Philosopher dans la classe de Mme Sophie
Samuel: Manon, pourquoi faites-vous de la philosophie en 6e année alors que nous, en 4e, nous n’en faisons pas?
Manon: Parce que notre enseignante, Mme Sophie, a suivi une formation en Philosophie pour enfants. Elle a décidé de nous faire philosopher cette année.
Samuel: Papa souhaiterait que je sois dans la classe de Mme Sophie pour faire de la philosophie. Il dit que ça va m’aider à penser. Je ne comprends pas trop ce qu’il veut dire. Penser, c’est comme respirer. On n’a pas besoin d’un cours pour apprendre à respirer.

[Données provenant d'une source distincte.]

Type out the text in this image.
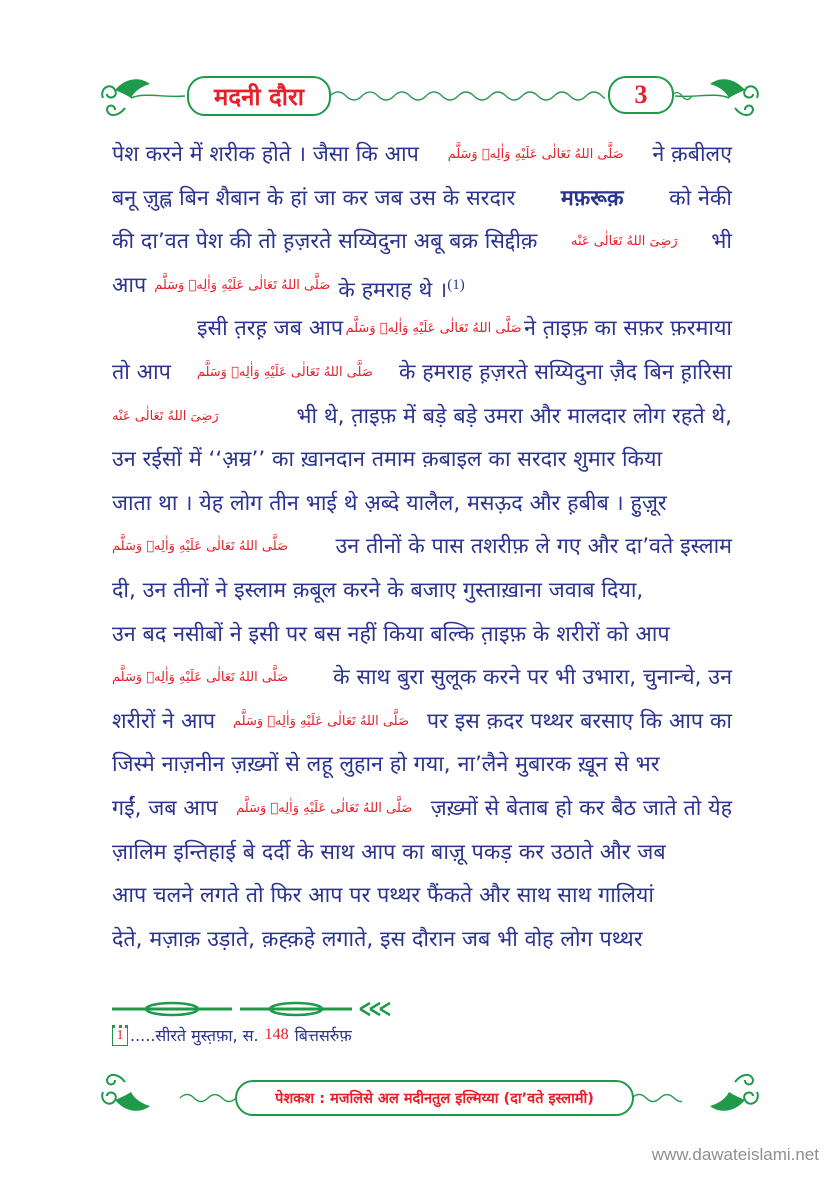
मदनी दौरा	3
पेश करने में शरीक होते । जैसा कि आप صَلَّى اللهُ تَعَالٰى عَلَيْهِ وَاٰلِهٖ وَسَلَّم ने क़बीलए
बनू ज़ुह्ल बिन शैबान के हां जा कर जब उस के सरदार मफ़रूक़ को नेकी
की दा’वत पेश की तो ह़ज़रते सय्यिदुना अबू बक्र सिद्दीक़	رَضِىَ اللهُ تَعَالٰى عَنْه भी
आप صَلَّى اللهُ تَعَالٰى عَلَيْهِ وَاٰلِهٖ وَسَلَّم के हमराह थे ।$^{(1)}$
इसी त़रह़ जब आप صَلَّى اللهُ تَعَالٰى عَلَيْهِ وَاٰلِهٖ وَسَلَّم ने त़ाइफ़ का सफ़र फ़रमाया
तो आप صَلَّى اللهُ تَعَالٰى عَلَيْهِ وَاٰلِهٖ وَسَلَّم के हमराह ह़ज़रते सय्यिदुना ज़ैद बिन ह़ारिसा
رَضِىَ اللهُ تَعَالٰى عَنْه	भी थे, त़ाइफ़ में बड़े बड़े उमरा और मालदार लोग रहते थे,
उन रईसों में ‘‘अ़म्र’’ का ख़ानदान तमाम क़बाइल का सरदार शुमार किया
जाता था । येह लोग तीन भाई थे अ़ब्दे यालैल, मसऊ़द और ह़बीब । हु़ज़ूर
صَلَّى اللهُ تَعَالٰى عَلَيْهِ وَاٰلِهٖ وَسَلَّم उन तीनों के पास तशरीफ़ ले गए और दा’वते इस्लाम
दी, उन तीनों ने इस्लाम क़बूल करने के बजाए गुस्ताख़ाना जवाब दिया,
उन बद नसीबों ने इसी पर बस नहीं किया बल्कि त़ाइफ़ के शरीरों को आप
صَلَّى اللهُ تَعَالٰى عَلَيْهِ وَاٰلِهٖ وَسَلَّم के साथ बुरा सुलूक करने पर भी उभारा, चुनान्चे, उन
शरीरों ने आप صَلَّى اللهُ تَعَالٰى عَلَيْهِ وَاٰلِهٖ وَسَلَّم पर इस क़दर पथ्थर बरसाए कि आप का
जिस्मे नाज़नीन ज़ख़्मों से लहू लुहान हो गया, ना’लैने मुबारक ख़ून से भर
गईं, जब आप صَلَّى اللهُ تَعَالٰى عَلَيْهِ وَاٰلِهٖ وَسَلَّم ज़ख़्मों से बेताब हो कर बैठ जाते तो येह
ज़ालिम इन्तिहाई बे दर्दी के साथ आप का बाज़ू पकड़ कर उठाते और जब
आप चलने लगते तो फिर आप पर पथ्थर फैंकते और साथ साथ गालियां
देते, मज़ाक़ उड़ाते, क़ह्क़हे लगाते, इस दौरान जब भी वोह लोग पथ्थर
1 .....सीरते मुस्त़फ़ा, स. 148 बित्तसर्रुफ़
पेशकश : मजलिसे अल मदीनतुल इल्मिय्या (दा’वते इस्लामी)
www.dawateislami.net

Manon: Je ne suis pas d’accord. Dans mon cours de flûte, Mme Christine nous montre des techniques de respiration. M. Derek, au gymnase, nous montre aussi des techniques de respiration lorsqu’on fait du yoga… C’est la même chose pour la pensée. On peut apprendre à mieux penser. Samuel: À l’aide de la philosophie? Manon: À l’aide de toutes les matières scolaires, mais la philosophie apporte une façon particulière de réfléchir. Samuel: Ah oui? C’est quoi la différence?

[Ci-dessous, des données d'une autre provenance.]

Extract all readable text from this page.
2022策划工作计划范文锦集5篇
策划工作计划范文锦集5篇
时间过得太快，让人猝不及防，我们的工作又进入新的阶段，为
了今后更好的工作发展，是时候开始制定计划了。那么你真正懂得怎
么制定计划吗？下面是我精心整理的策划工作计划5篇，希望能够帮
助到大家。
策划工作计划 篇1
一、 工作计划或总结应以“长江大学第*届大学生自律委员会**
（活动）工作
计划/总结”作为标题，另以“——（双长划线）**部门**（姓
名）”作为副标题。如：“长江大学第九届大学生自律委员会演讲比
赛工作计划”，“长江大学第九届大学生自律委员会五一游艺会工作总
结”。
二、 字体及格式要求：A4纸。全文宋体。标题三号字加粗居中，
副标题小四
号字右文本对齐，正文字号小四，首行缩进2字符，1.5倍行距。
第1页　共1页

Manon: C’est une grande question. Mme Sophie nous a mentionné que beaucoup de philosophes ont essayé de définir ce qu’est la philosophie. Une fois, en classe, on est arrivé ensemble à la conclusion que c’était entre autres ça philosopher… chercher à comprendre le sens des idées et des mots qu’on utilise.

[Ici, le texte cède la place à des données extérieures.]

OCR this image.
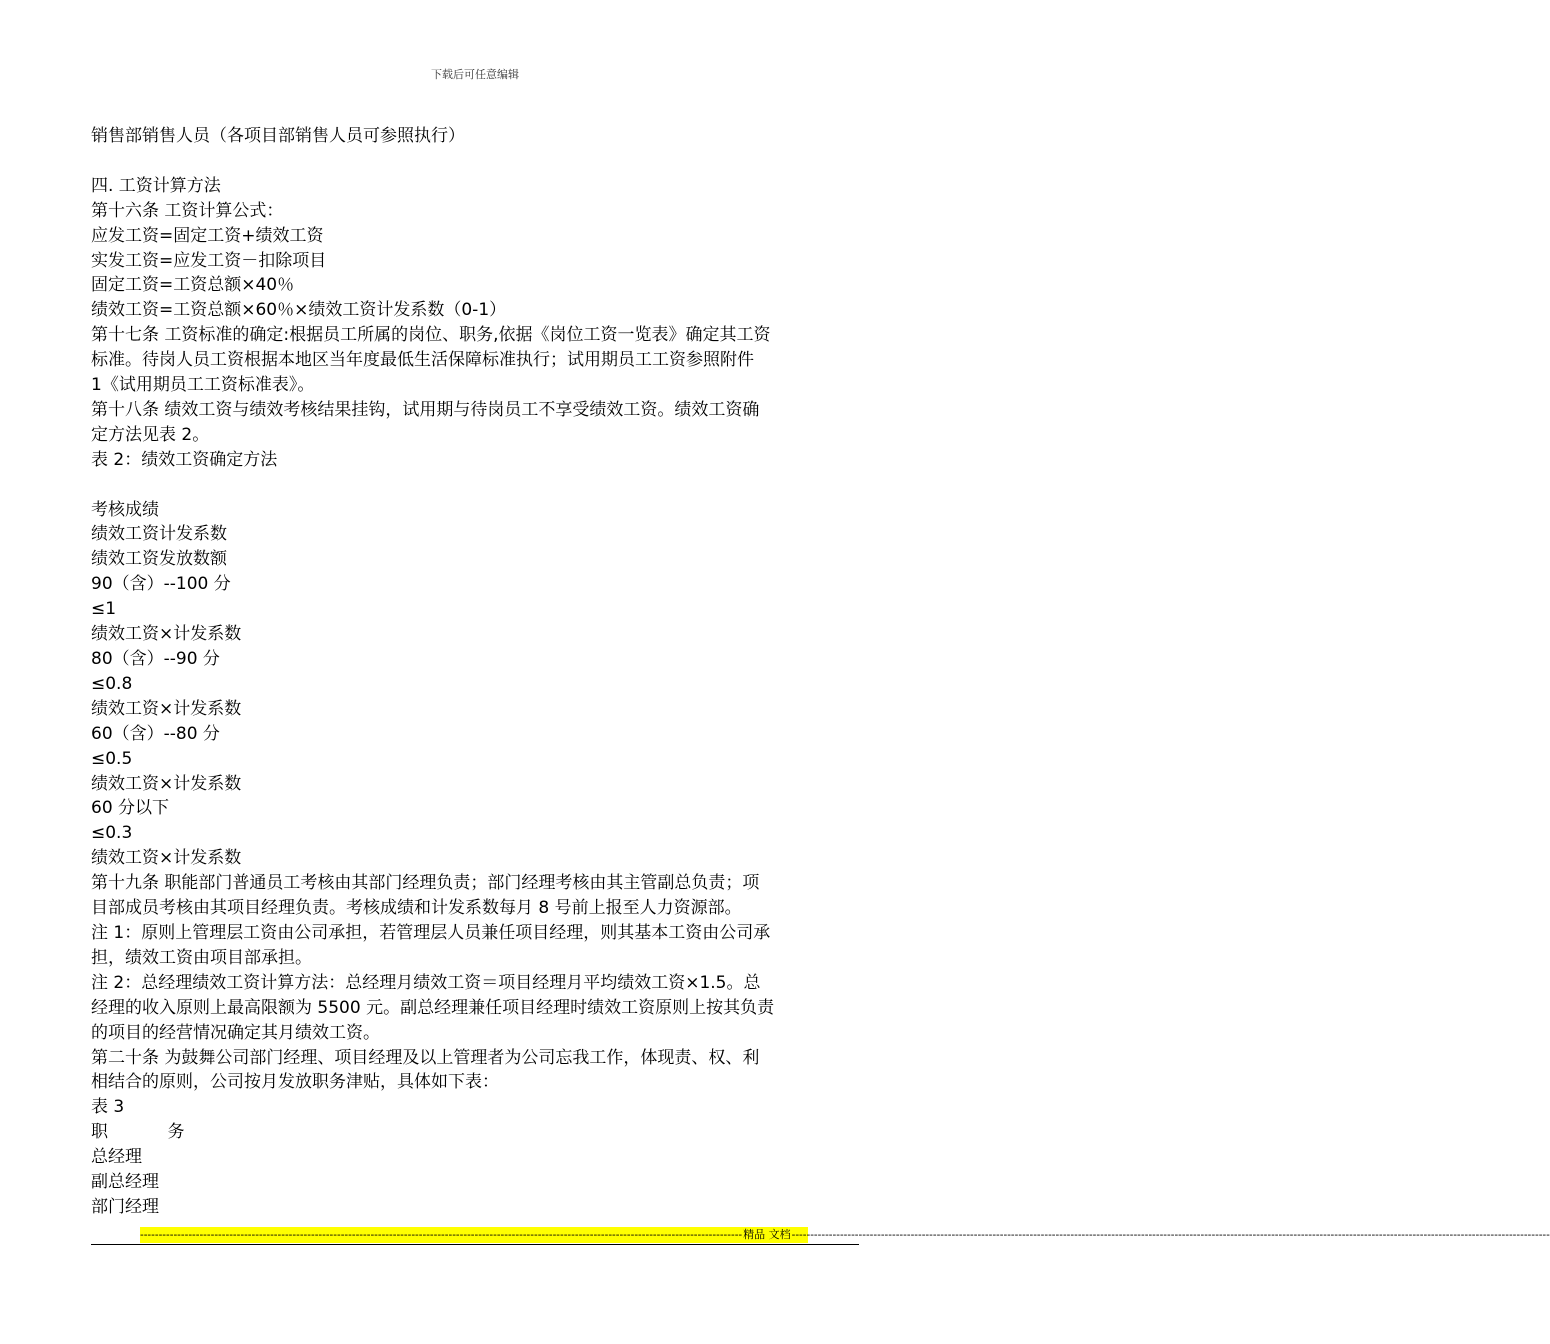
下载后可任意编辑
销售部销售人员（各项目部销售人员可参照执行）
四. 工资计算方法
第十六条 工资计算公式：
应发工资=固定工资+绩效工资
实发工资=应发工资－扣除项目
固定工资=工资总额×40％
绩效工资=工资总额×60％×绩效工资计发系数（0-1）
第十七条 工资标准的确定:根据员工所属的岗位、职务,依据《岗位工资一览表》确定其工资
标准。待岗人员工资根据本地区当年度最低生活保障标准执行；试用期员工工资参照附件
1《试用期员工工资标准表》。
第十八条 绩效工资与绩效考核结果挂钩，试用期与待岗员工不享受绩效工资。绩效工资确
定方法见表 2。
表 2：绩效工资确定方法
考核成绩
绩效工资计发系数
绩效工资发放数额
90（含）--100 分
≤1
绩效工资×计发系数
80（含）--90 分
≤0.8
绩效工资×计发系数
60（含）--80 分
≤0.5
绩效工资×计发系数
60 分以下
≤0.3
绩效工资×计发系数
第十九条 职能部门普通员工考核由其部门经理负责；部门经理考核由其主管副总负责；项
目部成员考核由其项目经理负责。考核成绩和计发系数每月 8 号前上报至人力资源部。
注 1：原则上管理层工资由公司承担，若管理层人员兼任项目经理，则其基本工资由公司承
担，绩效工资由项目部承担。
注 2：总经理绩效工资计算方法：总经理月绩效工资＝项目经理月平均绩效工资×1.5。总
经理的收入原则上最高限额为 5500 元。副总经理兼任项目经理时绩效工资原则上按其负责
的项目的经营情况确定其月绩效工资。
第二十条 为鼓舞公司部门经理、项目经理及以上管理者为公司忘我工作，体现责、权、利
相结合的原则，公司按月发放职务津贴，具体如下表：
表 3
职           务
总经理
副总经理
部门经理
------------------------------------------------------------------------------------------------------------------------------------------------------------------ 精品 文档 ------------------------------------------------------------------------------------------------------------------------------------------------------------------------------------------------------------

Samuel: Ha ha! Vous n’auriez pas pu simplement utiliser un dictionnaire?
Manon: Si tu veux des réponses, tu peux regarder dans le dictionnaire ou dans des encyclopédies. Mais quand on fait de la philosophie, c’est plutôt la recherche qui est importante.
Samuel: C’est comme quand maman dit que le voyage est aussi important que la destination? Manon: Exactement! Samuel: Donc, dans votre cours de philosophie,
vous jouez à inventer des définitions?
Manon: Pas vraiment. J’ai écrit une belle citation dans mon cahier. Je crois qu’elle va t’aider à comprendre. Mme Sophie nous a parlé du philosophe québécois Michel Sasseville qui pense que faire de la philosophie en classe, c’est participer à la création d’un monde commun, «habité par ceux et celles qui, vivant une expérience, peuvent comprendre ce qu’ils vivent. Comprenant ce qu’ils vivent, ils peuvent partager ce qu’ils comprennent. Et partageant ce qu’ils comprennent, peuvent s’entendre sur ce qu’ils partagent».
Samuel: Wow! C’est précisément ce qui me tracasse toujours! Comment est-ce que je peux être certain que ce que je comprends est la bonne façon de comprendre. Des fois, avec mon ami Mathieu, on a de longues discussions et on ne s’entend pas sur qui a raison et qui a tort.
Manon: Dans les années 1970, le philosophe américain Matthew Lipman (19222010) a pensé créer un programme de philosophie exprès pour les enfants. Il a pensé qu’il fallait mettre en place, en classe, une communauté de recherche philosophique où les enfants pourraient apprendre à penser par et pour eux-mêmes, tout en collaborant avec les autres.
Samuel: Génial! Comme ça, on peut savoir qui a raison…
Manon: Pas nécessairement. Une communauté de recherche, ce n’est pas un débat. C’est plutôt un dialogue, une délibération. Tu vois, le but n’est pas de convaincre, mais de tout simplement chercher la meilleure réponse ou la meilleure compréhension ou la meilleure question à se poser… en attendant d’en trouver une meilleure.
Samuel: Donc, on peut dire ce qu’on pense vraiment?
Manon: Si c’est fait avec respect, absolument. C’est la recherche de sens qui est importante. Il faut donc creuser à fond les idées qu’on a en nous.
Samuel: J’ai trop hâte de philosopher!